Francia, Inghilterra e Italia sono i tre paesi che Patrick Vieira in qualche modo considera casa. Perchè il centrocampista francese dopo l’epopea all’Arsenal, ha indossato le maglie di Inter, Milan in gioventù, Juventus e Manchester City da cui è partito nella seconda vita da allenatore.
E in pochi anni l’attuale tecnico del Genoa, prima di tornare in Italia ha già maturato esperienze di rilievo in Ligue1 – sulle panchine del Nizza e dello Strasburgo – e in Inghilterra su quella del Crystal Palace.
Da quando è arrivato in Liguria, la sterzata in termini di risultati è stata evidente: 8 gare, 13 punti con la media di 1.63 e soprattutto una sola sconfitta. Squadra verticale, intensa, con tanti calciatori impiegati nel ritorno al 4-2-3-1 e soprattutto una difesa blindata con appena 5 reti subite.
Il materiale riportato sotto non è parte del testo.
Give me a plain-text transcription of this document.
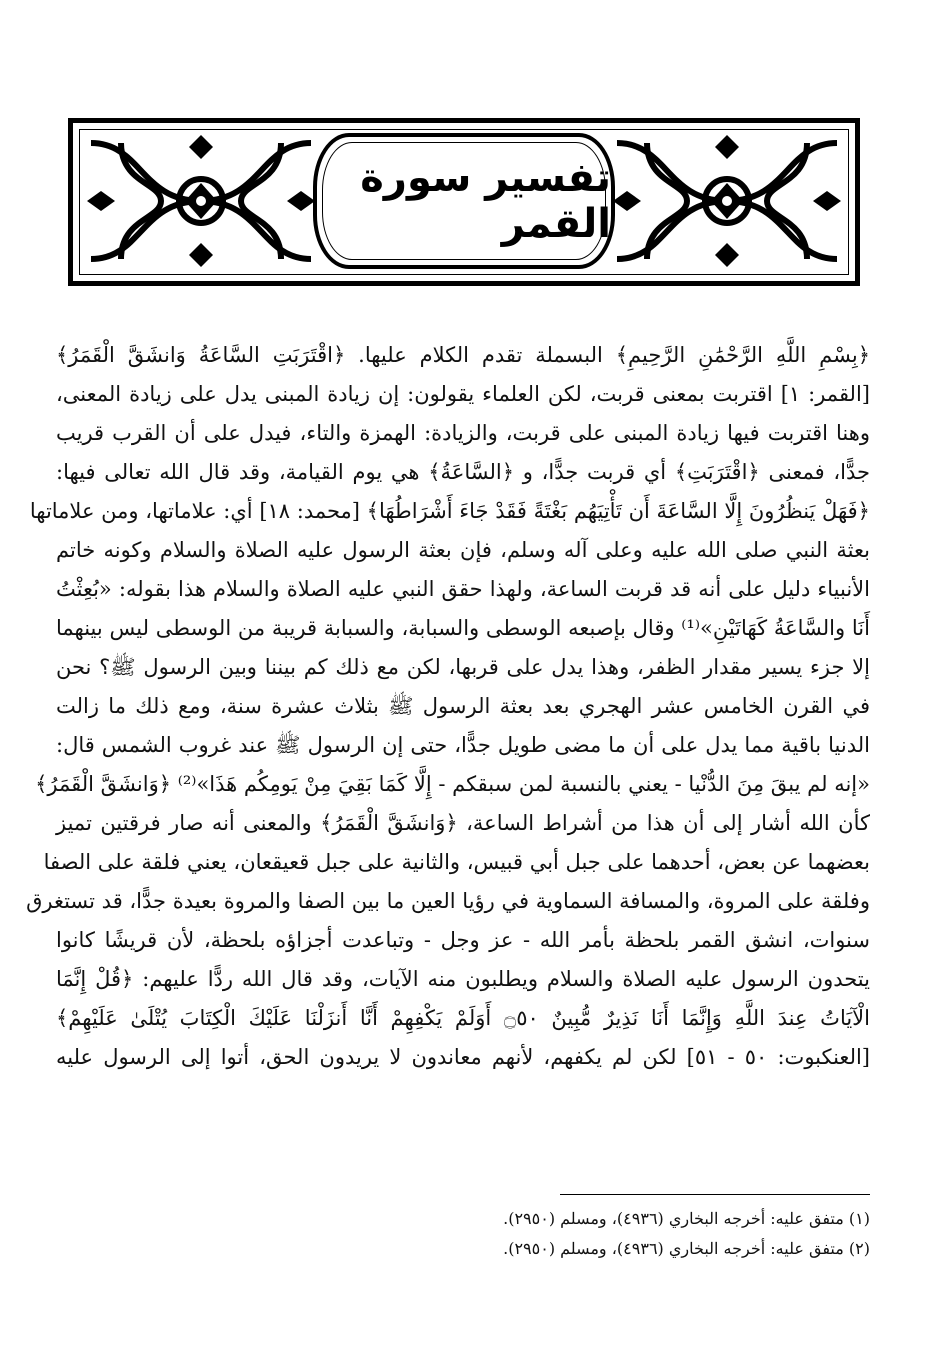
تفسير سورة القمر
﴿بِسْمِ اللَّهِ الرَّحْمَٰنِ الرَّحِيمِ﴾ البسملة تقدم الكلام عليها. ﴿اقْتَرَبَتِ السَّاعَةُ وَانشَقَّ الْقَمَرُ﴾
[القمر: ١] اقتربت بمعنى قربت، لكن العلماء يقولون: إن زيادة المبنى يدل على زيادة المعنى،
وهنا اقتربت فيها زيادة المبنى على قربت، والزيادة: الهمزة والتاء، فيدل على أن القرب قريب
جدًّا، فمعنى ﴿اقْتَرَبَتِ﴾ أي قربت جدًّا، و ﴿السَّاعَةُ﴾ هي يوم القيامة، وقد قال الله تعالى فيها:
﴿فَهَلْ يَنظُرُونَ إِلَّا السَّاعَةَ أَن تَأْتِيَهُم بَغْتَةً فَقَدْ جَاءَ أَشْرَاطُهَا﴾ [محمد: ١٨] أي: علاماتها، ومن علاماتها
بعثة النبي صلى الله عليه وعلى آله وسلم، فإن بعثة الرسول عليه الصلاة والسلام وكونه خاتم
الأنبياء دليل على أنه قد قربت الساعة، ولهذا حقق النبي عليه الصلاة والسلام هذا بقوله: «بُعِثْتُ
أَنَا والسَّاعَةُ كَهَاتَيْنِ»⁽¹⁾ وقال بإصبعه الوسطى والسبابة، والسبابة قريبة من الوسطى ليس بينهما
إلا جزء يسير مقدار الظفر، وهذا يدل على قربها، لكن مع ذلك كم بيننا وبين الرسول ﷺ؟ نحن
في القرن الخامس عشر الهجري بعد بعثة الرسول ﷺ بثلاث عشرة سنة، ومع ذلك ما زالت
الدنيا باقية مما يدل على أن ما مضى طويل جدًّا، حتى إن الرسول ﷺ عند غروب الشمس قال:
«إنه لم يبقَ مِنَ الدُّنْيا - يعني بالنسبة لمن سبقكم - إِلَّا كَمَا بَقِيَ مِنْ يَومِكُم هَذَا»⁽²⁾ ﴿وَانشَقَّ الْقَمَرُ﴾
كأن الله أشار إلى أن هذا من أشراط الساعة، ﴿وَانشَقَّ الْقَمَرُ﴾ والمعنى أنه صار فرقتين تميز
بعضهما عن بعض، أحدهما على جبل أبي قبيس، والثانية على جبل قعيقعان، يعني فلقة على الصفا
وفلقة على المروة، والمسافة السماوية في رؤيا العين ما بين الصفا والمروة بعيدة جدًّا، قد تستغرق
سنوات، انشق القمر بلحظة بأمر الله - عز وجل - وتباعدت أجزاؤه بلحظة، لأن قريشًا كانوا
يتحدون الرسول عليه الصلاة والسلام ويطلبون منه الآيات، وقد قال الله ردًّا عليهم: ﴿قُلْ إِنَّمَا
الْآيَاتُ عِندَ اللَّهِ وَإِنَّمَا أَنَا نَذِيرٌ مُّبِينٌ ۝٥٠ أَوَلَمْ يَكْفِهِمْ أَنَّا أَنزَلْنَا عَلَيْكَ الْكِتَابَ يُتْلَىٰ عَلَيْهِمْ﴾
[العنكبوت: ٥٠ - ٥١] لكن لم يكفهم، لأنهم معاندون لا يريدون الحق، أتوا إلى الرسول عليه
(١) متفق عليه: أخرجه البخاري (٤٩٣٦)، ومسلم (٢٩٥٠).
(٢) متفق عليه: أخرجه البخاري (٤٩٣٦)، ومسلم (٢٩٥٠).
La scossa è stata evidente, nonostante la grana Balotelli che Vieira si è ritrovato in rosa, dopo i noti alterchi ai tempi di Nizza. Una vicenda che ha saputo gestire dando forza alla squadra: “Per me la cosa più importante è il gruppo non il singolo”. Un messaggio chiaro a Mario, che dovrà farsene una ragione forse già in questa finestra invernale.
Nelle ultime cinque di Serie A, Roma e Genoa hanno fatto gli stessi risultati: 2 vittorie, 2 pareggi e 1 sconfitta. Numeri che abbinate al rinnovato entusiasmo nella squadra genoana, alzano il livello di rischio della sfida di domani sera all’Olimpico.
Oltre a questo, c’è anche un altro piccolo, grande spauracchio: Pinamonti che in carriera ha segnato 5 reti contro la Roma e quella giallorossa è la squadra a cui fatto più reti in carriera.